Não havendo fundamento para alterar a resposta dada
A apelante Automóveis, Lda. pretende ainda ver declarada provada a matéria de facto dos seguintes artigos da base instrutória:
31)
A dificuldade no diagnóstico da anomalia referida em 1 residia no facto desta ser aleatória, podendo o veículo circular duas semanas sem revelar aquele comportamento, para depois, este se repetir uma ou duas vezes, para de seguida desaparecer novamente?
35)
O facto de ser aleatório, sucede pelo facto de por vezes na regeneração do filtro de partículas o calculador em virtude da sua cartografia enviar uma informação errada às borboletas, impedindo assim que estas funcionassem normalmente provocando o referido engasgar?
Esta apelante também pretendia ver declarada provada a matéria dos art. 30º e 36º da mesma base instrutória, questões que já acima ficaram apreciadas.

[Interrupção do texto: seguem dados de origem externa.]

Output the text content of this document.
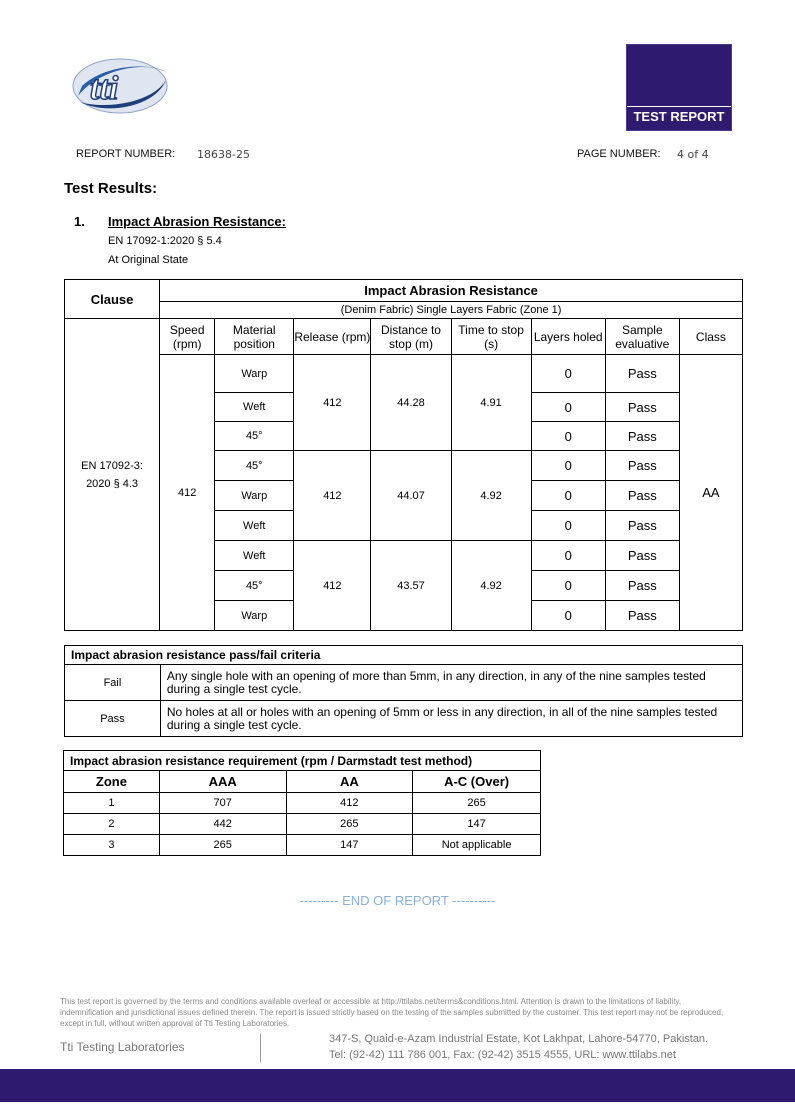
tti
TEST REPORT
REPORT NUMBER: 18638-25	PAGE NUMBER: 4 of 4
Test Results:
1. Impact Abrasion Resistance:
EN 17092-1:2020 § 5.4
At Original State
Clause	Impact Abrasion Resistance							
	(Denim Fabric) Single Layers Fabric (Zone 1)							
EN 17092-3: 2020 § 4.3	Speed (rpm)	Material position	Release (rpm)	Distance to stop (m)	Time to stop (s)	Layers holed	Sample evaluative	Class
	412	Warp	412	44.28	4.91	0	Pass	AA
		Weft				0	Pass	
		45°				0	Pass	
		45°	412	44.07	4.92	0	Pass	
		Warp				0	Pass	
		Weft				0	Pass	
		Weft	412	43.57	4.92	0	Pass	
		45°				0	Pass	
		Warp				0	Pass	
Impact abrasion resistance pass/fail criteria	
Fail	Any single hole with an opening of more than 5mm, in any direction, in any of the nine samples tested during a single test cycle.
Pass	No holes at all or holes with an opening of 5mm or less in any direction, in all of the nine samples tested during a single test cycle.
Impact abrasion resistance requirement (rpm / Darmstadt test method)			
Zone	AAA	AA	A-C (Over)
1	707	412	265
2	442	265	147
3	265	147	Not applicable
--------- END OF REPORT ----------
This test report is governed by the terms and conditions available overleaf or accessible at http://ttilabs.net/terms&conditions.html. Attention is drawn to the limitations of liability, indemnification and jurisdictional issues defined therein. The report is issued strictly based on the testing of the samples submitted by the customer. This test report may not be reproduced, except in full, without written approval of Tti Testing Laboratories.
Tti Testing Laboratories
347-S, Quaid-e-Azam Industrial Estate, Kot Lakhpat, Lahore-54770, Pakistan.
Tel: (92-42) 111 786 001, Fax: (92-42) 3515 4555, URL: www.ttilabs.net
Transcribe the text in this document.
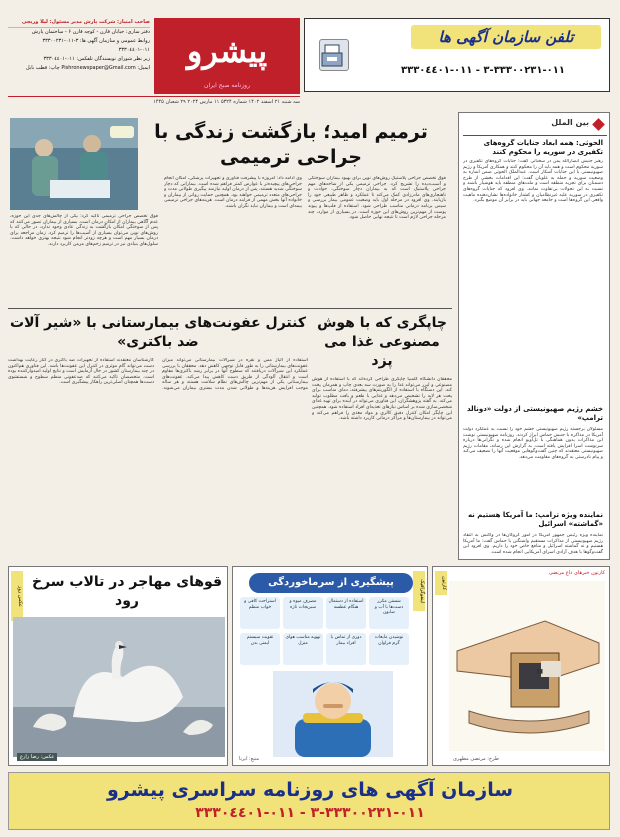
تلفن سازمان آگهی ها
٠١١-٣٣٣٠٠٢٣١-٣ - ٠١١-٣٣٣٠٤٤٠١
پیشرو
روزنامه صبح ایران
صاحب امتیاز: شرکت پارش مدیر مسئول: لیلا وریجی
دفتر ساری: خیابان قارن - کوچه قارن ۶ - ساختمان پارش
روابط عمومی و سازمان آگهی ها: ۳-٠١١-٣٣٣٠٠٢٣١
٠١١-٣٣٣٠٤٤٠١
زیر نظر شورای نویسندگان تلفکس: ٠١١-٣٣٣٠٤٤٠١
ایمیل: Pishronewspaper@Gmail.com چاپ: قطب بابل
سه شنبه ۲۱ اسفند ۱۴۰۲ شماره ۵۳۲۴ ۱۱ مارس ۲۰۲۴ ۲۹ شعبان ۱۴۴۵
بین الملل
الحوثی: همه ابعاد جنایات گروه‌های تکفیری در سوریه را محکوم کنند
رهبر جنبش انصارالله یمن در سخنانی گفت: جنایات گروه‌های تکفیری در سوریه محکوم است و همه باید آن را محکوم کنند و همکاری آمریکا و رژیم صهیونیستی با این جنایات آشکار است. عبدالملک الحوثی ضمن اشاره به وضعیت سوریه و حمله به علویان گفت: این اقدامات بخشی از طرح دشمنان برای تجزیه منطقه است و ملت‌های منطقه باید هوشیار باشند و نسبت به این تحولات بی‌تفاوت نمانند. وی افزود که جنایات گروه‌های تکفیری در سوریه علیه غیرنظامیان و کشتار خانواده‌ها نشان‌دهنده ماهیت واقعی این گروه‌ها است و جامعه جهانی باید در برابر آن موضع بگیرد.
خشم رژیم صهیونیستی از دولت «دونالد ترامپ»
مسئولان برجسته رژیم صهیونیستی خشم خود را نسبت به عملکرد دولت آمریکا در مذاکره با جنبش حماس ابراز کردند. روزنامه صهیونیستی نوشت این مذاکرات بدون هماهنگی با تل‌آویو انجام شده و نگرانی‌ها درباره سرنوشت اسرا افزایش یافته است. به گزارش این رسانه، مقامات رژیم صهیونیستی معتقدند که چنین گفت‌وگوهایی موقعیت آنها را تضعیف می‌کند و پیام نادرستی به گروه‌های مقاومت می‌دهد.
نماینده ویژه ترامپ: ما آمریکا هستیم نه «گماشته» اسرائیل
نماینده ویژه رئیس جمهور آمریکا در امور گروگان‌ها در واکنش به انتقاد رژیم صهیونیستی از مذاکرات مستقیم واشنگتن با حماس گفت: ما آمریکا هستیم و نه گماشته اسرائیل و منافع خاص خود را داریم. وی افزود این گفت‌وگوها با هدف آزادی اسرای آمریکایی انجام شده است.
ترمیم امید؛ بازگشت زندگی با جراحی ترمیمی
فوق تخصص جراحی پلاستیک روش‌های نوین برای بهبود بیماران سوختگی و آسیب‌دیده را تشریح کرد. جراحی ترمیمی یکی از شاخه‌های مهم جراحی پلاستیک است که به بیماران دچار سوختگی، حوادث و ناهنجاری‌های مادرزادی کمک می‌کند تا عملکرد و ظاهر طبیعی خود را بازیابند. وی افزود در مرحله اول باید وضعیت عمومی بیمار بررسی و سپس برنامه درمانی مناسب طراحی شود. استفاده از فلپ‌ها و پیوند پوست از مهم‌ترین روش‌های این حوزه است. در بسیاری از موارد، چند مرحله جراحی لازم است تا نتیجه نهایی حاصل شود.
وی ادامه داد: امروزه با پیشرفت فناوری و تجهیزات پزشکی، امکان انجام جراحی‌های پیچیده‌تر با عوارض کمتر فراهم شده است. بیمارانی که دچار سوختگی شدید هستند، پس از درمان اولیه نیازمند پیگیری طولانی مدت و جراحی‌های متعدد ترمیمی خواهند بود. همچنین حمایت روانی از بیماران و خانواده آنها بخش مهمی از فرایند درمان است. هزینه‌های جراحی ترمیمی بیمه‌ای است و بیماران نباید نگران باشند.
فوق تخصص جراحی ترمیمی تاکید کرد: یکی از چالش‌های جدی این حوزه، عدم آگاهی بیماران از امکان درمان است. بسیاری از بیماران تصور می‌کنند که پس از سوختگی امکان بازگشت به زندگی عادی وجود ندارد، در حالی که با روش‌های نوین می‌توان بسیاری از آسیب‌ها را ترمیم کرد. زمان مراجعه برای درمان بسیار مهم است و هرچه زودتر انجام شود نتیجه بهتری خواهد داشت. سلول‌های بنیادی نیز در ترمیم زخم‌های مزمن کاربرد دارند.
چاپگری که با هوش مصنوعی غذا می پزد
محققان دانشگاه کلمبیا چاپگری طراحی کرده‌اند که با استفاده از هوش مصنوعی و لیزر می‌تواند غذا را به صورت سه بعدی چاپ و همزمان پخت کند. این دستگاه با استفاده از الگوریتم‌های پیشرفته، دمای مناسب برای پخت هر لایه را تشخیص می‌دهد و غذایی با طعم و بافت مطلوب تولید می‌کند. به گفته پژوهشگران، این فناوری می‌تواند در آینده برای تهیه غذای شخصی‌سازی شده بر اساس نیازهای تغذیه‌ای افراد استفاده شود. همچنین این چاپگر امکان کنترل دقیق کالری و مواد مغذی را فراهم می‌کند و می‌تواند در بیمارستان‌ها و مراکز درمانی کاربرد داشته باشد.
کنترل عفونت‌های بیمارستانی با «شیر آلات ضد باکتری»
استفاده از آلیاژ مس و نقره در شیرآلات بیمارستانی می‌تواند میزان عفونت‌های بیمارستانی را به طور قابل توجهی کاهش دهد. محققان با بررسی عملکرد این شیرآلات دریافتند که سطوح آنها در برابر رشد باکتری‌ها مقاوم است و انتقال آلودگی از طریق دست کاهش پیدا می‌کند. عفونت‌های بیمارستانی یکی از مهم‌ترین چالش‌های نظام سلامت هستند و هر ساله موجب افزایش هزینه‌ها و طولانی شدن مدت بستری بیماران می‌شوند. کارشناسان معتقدند استفاده از تجهیزات ضد باکتری در کنار رعایت بهداشت دست می‌تواند گام موثری در کنترل این عفونت‌ها باشد. این فناوری هم‌اکنون در چند بیمارستان کشور در حال آزمایش است و نتایج اولیه امیدوارکننده بوده است. متخصصان تاکید می‌کنند که ضدعفونی منظم سطوح و شستشوی دست‌ها همچنان اصلی‌ترین راهکار پیشگیری است.
کارتون خبرهای داغ مرتضی
کارتون
▮▮
طرح: مرتضی مطهری
اینفوگرافیک
پیشگیری از سرماخوردگی
شستن مکرر دست‌ها با آب و صابون
استفاده از دستمال هنگام عطسه
مصرف میوه و سبزیجات تازه
استراحت کافی و خواب منظم
نوشیدن مایعات گرم فراوان
دوری از تماس با افراد بیمار
تهویه مناسب هوای منزل
تقویت سیستم ایمنی بدن
منبع: ایرنا
عکس روز
قوهای مهاجر در تالاب سرخ رود
عکس: رضا زارع
سازمان آگهی های روزنامه سراسری پیشرو
٠١١-٣٣٣٠٠٢٣١-٣ - ٠١١-٣٣٣٠٤٤٠١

Ora, em relação à matéria do art. 31, já acima se considerou que a questionada anomalia era de verificação aleatória, e julga-se ser um facto notório que isso dificultava o respectivo diagnóstico. Aliás, os autos evidenciam a dificuldade que foi sentida na detecção dessa anomalia, que não era reconhecida pelos computadores, mesmo quando era directamente sentida pelos técnicos. Mas também se julga que não foi a essas evidências que o Tribunal recorrido respondeu não provado na resposta que deu a este artigo.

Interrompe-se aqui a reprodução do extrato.